We further carried out GO enrichment analysis on the shared and specific unigenes of the four species of wasp. The GO enrichment of unigenes shared by the four species of wasp showed that 1089 GO terms (904 in BP, 74 in MF, and 111 CC) could be enriched (Additional file 9). As shown in Fig. 5b, epithelial cell differentiation, epithelial cell development, wing disc development, ovarian follicle cell development and columnar/cuboidal epithelial cell development were terms significantly enriched in BP; apical part of cell, cell junction, neuron projection, and cell cortex were terms significantly enriched in CC; heme binding, tetrapyrrole binding, cofactor binding and iron ion binding were significantly enriched in MF (Additional file 9).
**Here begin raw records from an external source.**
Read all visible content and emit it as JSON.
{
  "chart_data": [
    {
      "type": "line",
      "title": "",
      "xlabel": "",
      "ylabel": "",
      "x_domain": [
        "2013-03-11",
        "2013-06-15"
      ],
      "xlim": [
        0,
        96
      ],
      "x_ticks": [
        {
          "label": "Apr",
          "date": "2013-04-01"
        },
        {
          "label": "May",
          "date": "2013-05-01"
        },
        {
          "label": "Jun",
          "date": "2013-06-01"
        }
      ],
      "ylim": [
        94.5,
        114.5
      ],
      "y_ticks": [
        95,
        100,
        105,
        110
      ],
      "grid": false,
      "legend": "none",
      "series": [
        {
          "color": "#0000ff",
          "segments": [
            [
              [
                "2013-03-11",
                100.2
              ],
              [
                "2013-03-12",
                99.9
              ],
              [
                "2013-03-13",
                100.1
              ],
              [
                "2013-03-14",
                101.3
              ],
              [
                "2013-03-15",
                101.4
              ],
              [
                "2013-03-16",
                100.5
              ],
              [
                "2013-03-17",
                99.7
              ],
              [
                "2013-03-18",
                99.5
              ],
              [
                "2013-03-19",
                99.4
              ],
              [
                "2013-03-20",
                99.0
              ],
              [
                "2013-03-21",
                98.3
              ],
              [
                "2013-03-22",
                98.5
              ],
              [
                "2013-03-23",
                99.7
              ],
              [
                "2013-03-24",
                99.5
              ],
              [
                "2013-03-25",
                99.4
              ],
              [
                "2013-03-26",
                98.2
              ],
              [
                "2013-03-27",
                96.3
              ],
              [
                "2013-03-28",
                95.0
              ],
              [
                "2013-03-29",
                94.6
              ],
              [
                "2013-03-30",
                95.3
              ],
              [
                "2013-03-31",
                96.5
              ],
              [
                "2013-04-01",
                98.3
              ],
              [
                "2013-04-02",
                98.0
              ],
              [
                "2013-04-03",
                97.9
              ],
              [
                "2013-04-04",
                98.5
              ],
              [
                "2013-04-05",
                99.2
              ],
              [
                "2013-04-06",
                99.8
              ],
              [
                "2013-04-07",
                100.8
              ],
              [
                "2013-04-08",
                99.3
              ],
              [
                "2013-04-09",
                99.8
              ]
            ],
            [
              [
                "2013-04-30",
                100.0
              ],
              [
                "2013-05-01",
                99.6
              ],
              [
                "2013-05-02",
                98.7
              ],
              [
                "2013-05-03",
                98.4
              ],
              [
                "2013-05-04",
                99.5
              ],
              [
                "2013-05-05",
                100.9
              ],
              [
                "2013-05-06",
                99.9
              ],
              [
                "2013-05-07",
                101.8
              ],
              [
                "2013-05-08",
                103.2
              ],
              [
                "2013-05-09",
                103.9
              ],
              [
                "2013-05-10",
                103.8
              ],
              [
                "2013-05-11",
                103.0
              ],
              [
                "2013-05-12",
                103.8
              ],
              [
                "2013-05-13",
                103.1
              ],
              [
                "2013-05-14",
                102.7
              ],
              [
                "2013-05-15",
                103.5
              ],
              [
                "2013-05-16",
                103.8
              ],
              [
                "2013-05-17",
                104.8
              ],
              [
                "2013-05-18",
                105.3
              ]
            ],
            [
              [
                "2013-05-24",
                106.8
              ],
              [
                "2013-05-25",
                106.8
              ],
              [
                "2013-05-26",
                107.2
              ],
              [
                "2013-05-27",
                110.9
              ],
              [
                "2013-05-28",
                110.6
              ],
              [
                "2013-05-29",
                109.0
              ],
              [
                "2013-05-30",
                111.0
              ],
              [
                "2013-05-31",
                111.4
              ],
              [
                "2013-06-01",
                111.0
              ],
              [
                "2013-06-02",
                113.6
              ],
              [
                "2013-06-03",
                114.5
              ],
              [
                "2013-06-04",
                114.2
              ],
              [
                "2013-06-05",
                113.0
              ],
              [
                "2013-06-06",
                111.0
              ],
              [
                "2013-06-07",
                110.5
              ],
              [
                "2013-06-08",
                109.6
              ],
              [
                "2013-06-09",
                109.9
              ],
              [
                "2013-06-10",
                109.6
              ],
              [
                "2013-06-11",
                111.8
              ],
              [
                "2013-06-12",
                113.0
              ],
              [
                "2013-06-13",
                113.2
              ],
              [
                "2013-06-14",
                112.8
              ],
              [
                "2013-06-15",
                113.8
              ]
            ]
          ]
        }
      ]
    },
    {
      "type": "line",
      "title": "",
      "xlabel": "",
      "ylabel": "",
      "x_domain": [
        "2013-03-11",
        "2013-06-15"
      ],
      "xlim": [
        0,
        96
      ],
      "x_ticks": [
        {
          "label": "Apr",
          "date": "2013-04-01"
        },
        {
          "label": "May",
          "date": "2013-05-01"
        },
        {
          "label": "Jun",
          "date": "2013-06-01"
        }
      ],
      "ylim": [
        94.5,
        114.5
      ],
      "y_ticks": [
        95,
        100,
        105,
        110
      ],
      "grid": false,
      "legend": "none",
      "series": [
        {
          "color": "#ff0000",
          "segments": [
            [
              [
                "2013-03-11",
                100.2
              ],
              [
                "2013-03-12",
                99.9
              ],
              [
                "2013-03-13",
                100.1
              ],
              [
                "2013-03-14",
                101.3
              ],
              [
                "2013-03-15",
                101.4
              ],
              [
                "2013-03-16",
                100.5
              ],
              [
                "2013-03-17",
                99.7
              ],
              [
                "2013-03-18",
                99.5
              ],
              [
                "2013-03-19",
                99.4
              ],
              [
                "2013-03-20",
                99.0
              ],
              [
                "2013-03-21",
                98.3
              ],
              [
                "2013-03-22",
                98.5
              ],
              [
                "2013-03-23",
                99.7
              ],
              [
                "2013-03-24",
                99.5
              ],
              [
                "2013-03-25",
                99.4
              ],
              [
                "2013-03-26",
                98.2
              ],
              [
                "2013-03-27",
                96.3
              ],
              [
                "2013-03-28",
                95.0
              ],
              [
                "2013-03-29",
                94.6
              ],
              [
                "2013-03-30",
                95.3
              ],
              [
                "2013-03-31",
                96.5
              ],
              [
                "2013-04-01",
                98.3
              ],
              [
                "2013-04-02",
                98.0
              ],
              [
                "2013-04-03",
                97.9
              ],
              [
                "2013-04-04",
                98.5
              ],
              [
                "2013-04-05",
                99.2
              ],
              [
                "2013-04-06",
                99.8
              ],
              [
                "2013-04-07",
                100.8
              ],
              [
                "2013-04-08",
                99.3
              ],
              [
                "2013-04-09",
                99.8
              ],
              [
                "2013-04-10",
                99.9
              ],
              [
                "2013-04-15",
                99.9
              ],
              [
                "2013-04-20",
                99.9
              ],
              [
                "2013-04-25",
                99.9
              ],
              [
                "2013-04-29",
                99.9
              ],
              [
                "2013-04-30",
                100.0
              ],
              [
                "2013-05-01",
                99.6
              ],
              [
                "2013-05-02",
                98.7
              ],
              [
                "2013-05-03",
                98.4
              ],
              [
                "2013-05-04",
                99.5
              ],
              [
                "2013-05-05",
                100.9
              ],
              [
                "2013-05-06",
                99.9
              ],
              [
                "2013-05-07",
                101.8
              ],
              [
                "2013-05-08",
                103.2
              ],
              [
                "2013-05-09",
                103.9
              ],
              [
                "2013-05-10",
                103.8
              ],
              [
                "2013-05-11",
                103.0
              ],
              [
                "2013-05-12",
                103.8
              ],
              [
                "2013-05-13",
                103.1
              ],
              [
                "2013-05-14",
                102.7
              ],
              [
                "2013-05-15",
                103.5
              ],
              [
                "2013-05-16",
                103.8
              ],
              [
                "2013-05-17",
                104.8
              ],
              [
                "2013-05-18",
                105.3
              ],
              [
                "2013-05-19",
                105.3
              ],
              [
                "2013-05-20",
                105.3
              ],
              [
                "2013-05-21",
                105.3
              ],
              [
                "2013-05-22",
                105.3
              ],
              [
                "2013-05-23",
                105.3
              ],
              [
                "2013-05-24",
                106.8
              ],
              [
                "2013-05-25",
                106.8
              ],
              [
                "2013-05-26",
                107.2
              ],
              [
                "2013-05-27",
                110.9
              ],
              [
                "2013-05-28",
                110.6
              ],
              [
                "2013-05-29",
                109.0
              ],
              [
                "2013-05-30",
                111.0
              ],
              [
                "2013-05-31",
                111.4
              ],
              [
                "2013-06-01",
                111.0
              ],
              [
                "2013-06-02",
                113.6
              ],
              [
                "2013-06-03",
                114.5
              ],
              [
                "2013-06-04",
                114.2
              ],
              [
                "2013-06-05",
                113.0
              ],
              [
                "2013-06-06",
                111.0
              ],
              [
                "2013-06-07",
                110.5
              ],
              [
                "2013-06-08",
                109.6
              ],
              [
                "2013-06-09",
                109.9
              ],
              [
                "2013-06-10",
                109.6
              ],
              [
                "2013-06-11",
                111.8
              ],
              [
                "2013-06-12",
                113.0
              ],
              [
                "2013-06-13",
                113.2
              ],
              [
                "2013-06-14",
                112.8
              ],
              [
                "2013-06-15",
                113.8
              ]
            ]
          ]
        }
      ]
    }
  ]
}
GO enrichment analysis of unigenes specific to each of the four wasp species showed that only V. velutina and V. mandarinia smith groups had enrichment data. The GO enrichment of unigenes specific to V. velutina showed that 45 GO terms were enriched and included 33 terms in BP, 8 in MF, and 4 in CC (Additional file 10). As shown in Fig. 5c, negative regulation of gene silencing by RNA, regulation of neuronal synaptic plasticity, regulation of gene silencing by miRNA, regulation of posttranscriptional gene silencing, and production of miRNAs involved in gene silencing by miRNA were significantly enriched in BP while plasma membrane protein complex, cell cortex, cytoplasmic region, and synapse were terms significantly enriched in CC. Terms such as structural constituent of muscle, O-methyltransferase activity, RNA methyltransferase activity and protein domain specific binding were those significantly enriched in MF (Additional file 10).
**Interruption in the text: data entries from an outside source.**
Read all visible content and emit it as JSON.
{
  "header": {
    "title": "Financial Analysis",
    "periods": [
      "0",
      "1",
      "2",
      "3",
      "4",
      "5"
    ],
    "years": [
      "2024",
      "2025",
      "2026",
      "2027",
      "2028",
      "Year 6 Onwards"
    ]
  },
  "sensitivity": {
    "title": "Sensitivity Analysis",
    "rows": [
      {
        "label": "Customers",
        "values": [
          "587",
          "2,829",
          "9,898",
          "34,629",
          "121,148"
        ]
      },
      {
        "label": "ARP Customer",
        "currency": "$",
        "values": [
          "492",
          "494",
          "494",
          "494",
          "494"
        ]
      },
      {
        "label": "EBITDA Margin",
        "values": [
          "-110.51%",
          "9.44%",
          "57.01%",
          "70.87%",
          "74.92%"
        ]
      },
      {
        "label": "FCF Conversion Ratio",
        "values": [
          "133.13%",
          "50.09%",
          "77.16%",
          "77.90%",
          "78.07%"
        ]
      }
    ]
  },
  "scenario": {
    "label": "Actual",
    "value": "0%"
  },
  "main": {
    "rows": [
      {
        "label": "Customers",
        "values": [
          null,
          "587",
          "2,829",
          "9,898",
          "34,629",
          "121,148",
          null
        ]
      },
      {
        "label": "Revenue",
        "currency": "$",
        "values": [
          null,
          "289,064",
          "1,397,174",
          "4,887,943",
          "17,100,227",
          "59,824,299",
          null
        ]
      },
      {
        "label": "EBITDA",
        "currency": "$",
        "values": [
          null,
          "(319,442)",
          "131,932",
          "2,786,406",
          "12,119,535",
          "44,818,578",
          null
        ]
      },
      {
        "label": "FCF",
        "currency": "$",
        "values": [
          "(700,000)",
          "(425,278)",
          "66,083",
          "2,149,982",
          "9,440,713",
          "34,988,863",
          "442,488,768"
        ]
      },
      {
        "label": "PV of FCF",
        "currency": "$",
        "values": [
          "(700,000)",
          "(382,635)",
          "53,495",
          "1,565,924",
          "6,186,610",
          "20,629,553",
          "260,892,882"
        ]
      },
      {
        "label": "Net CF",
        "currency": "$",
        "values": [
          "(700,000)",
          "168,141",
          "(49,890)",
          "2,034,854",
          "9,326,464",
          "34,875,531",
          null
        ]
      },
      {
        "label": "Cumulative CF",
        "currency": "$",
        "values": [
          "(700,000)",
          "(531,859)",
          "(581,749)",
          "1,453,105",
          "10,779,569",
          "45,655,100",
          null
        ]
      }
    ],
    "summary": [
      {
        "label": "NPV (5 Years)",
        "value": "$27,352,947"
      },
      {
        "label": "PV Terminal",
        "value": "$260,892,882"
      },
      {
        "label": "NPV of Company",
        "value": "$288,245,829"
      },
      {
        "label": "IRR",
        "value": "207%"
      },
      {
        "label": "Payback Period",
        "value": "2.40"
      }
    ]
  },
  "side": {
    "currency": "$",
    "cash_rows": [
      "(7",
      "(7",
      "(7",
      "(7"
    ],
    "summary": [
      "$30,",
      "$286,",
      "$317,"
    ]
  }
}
The GO enrichment of unigenes specific to V. mandarinia smith showed that 30 terms (27 in BP and 3 in MF) were enriched (Additional file 11). As shown in Fig. 5d, segmentation, regulation of lipid storage, blastoderm segmentation, regulation of lipid localization, and compound eye morphogenesis were significant enriched in BP; RNA polymerase II-specific, DNA-binding transcription factor activity, and NAD+ kinase activity were significantly enriched in MF (Additional file 11).
SSR and SNP analysis
SSR analysis was performed on the four species of wasp transcriptome samples using the MIcroSAtellite identification tool (MISA) software. The results showed that 195,330, 193,994, 195,152 and 196,691 SSRs were detected in the V. velutina, V. analis fabricius, V. tropica ducalis and V. mandarinia smith transcriptome samples, respectively, for a total of 8 SSR types, namely c, c*, p1, p2, p3, p4, p5 and p6 (Fig. 6a). Among them, c-type, p1 type, p2 type and p3 type were the most commonly found SSR types in the transcriptome of the four wasp species.
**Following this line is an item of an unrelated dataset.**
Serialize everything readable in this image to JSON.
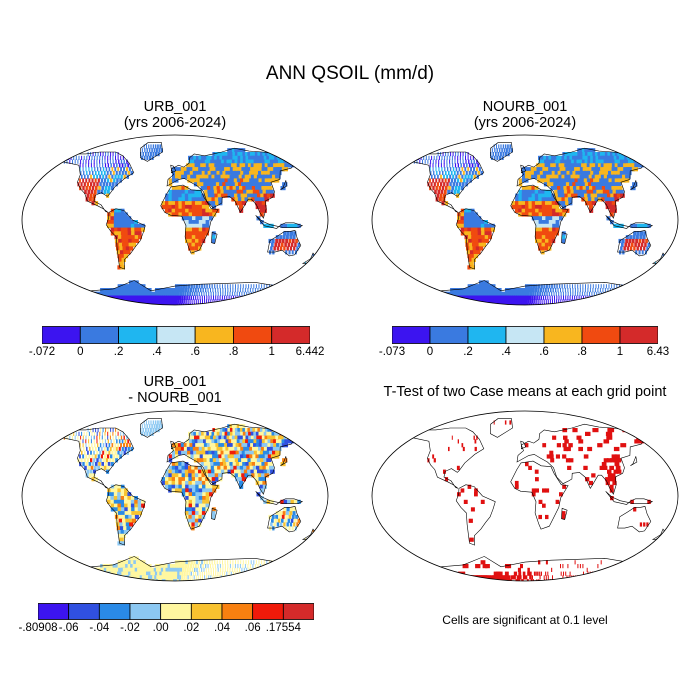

SNP variants were analyzed separately according to the species, and these mutations could result in synonymous, nonsynonymous and even some frame-shift in transcription process. The results showed that 269,585 (198,185 for transition and 71,400 for transversion), 254,863 (184,699 for transition and 70,164 for transversion), 266,084 (190,664 for transition and 75,420 for transversion) and 253,901 (187,321 for transition and 66,580 for transversion) SNPs were identified in the V. velutina, V. analis fabricius, V. tropica ducalis and V. mandarinia smith transcriptomes, respectively. As shown in Fig. 6b, the number of transition types (C- > T, A- > G, G- > A and T- > C) was significantly higher than the transversion types (A- > T, G- > T, T- > A, C- > G, A- > G, C- > A, T- > G and G- > C), where C- > T type was the most abundant of all four species of wasp samples. There were differences in the distribution of SNPs among the four species of wasp, and V. tropica ducalis had a higher C- > T type whereas V. velutina had a higher T- > C type.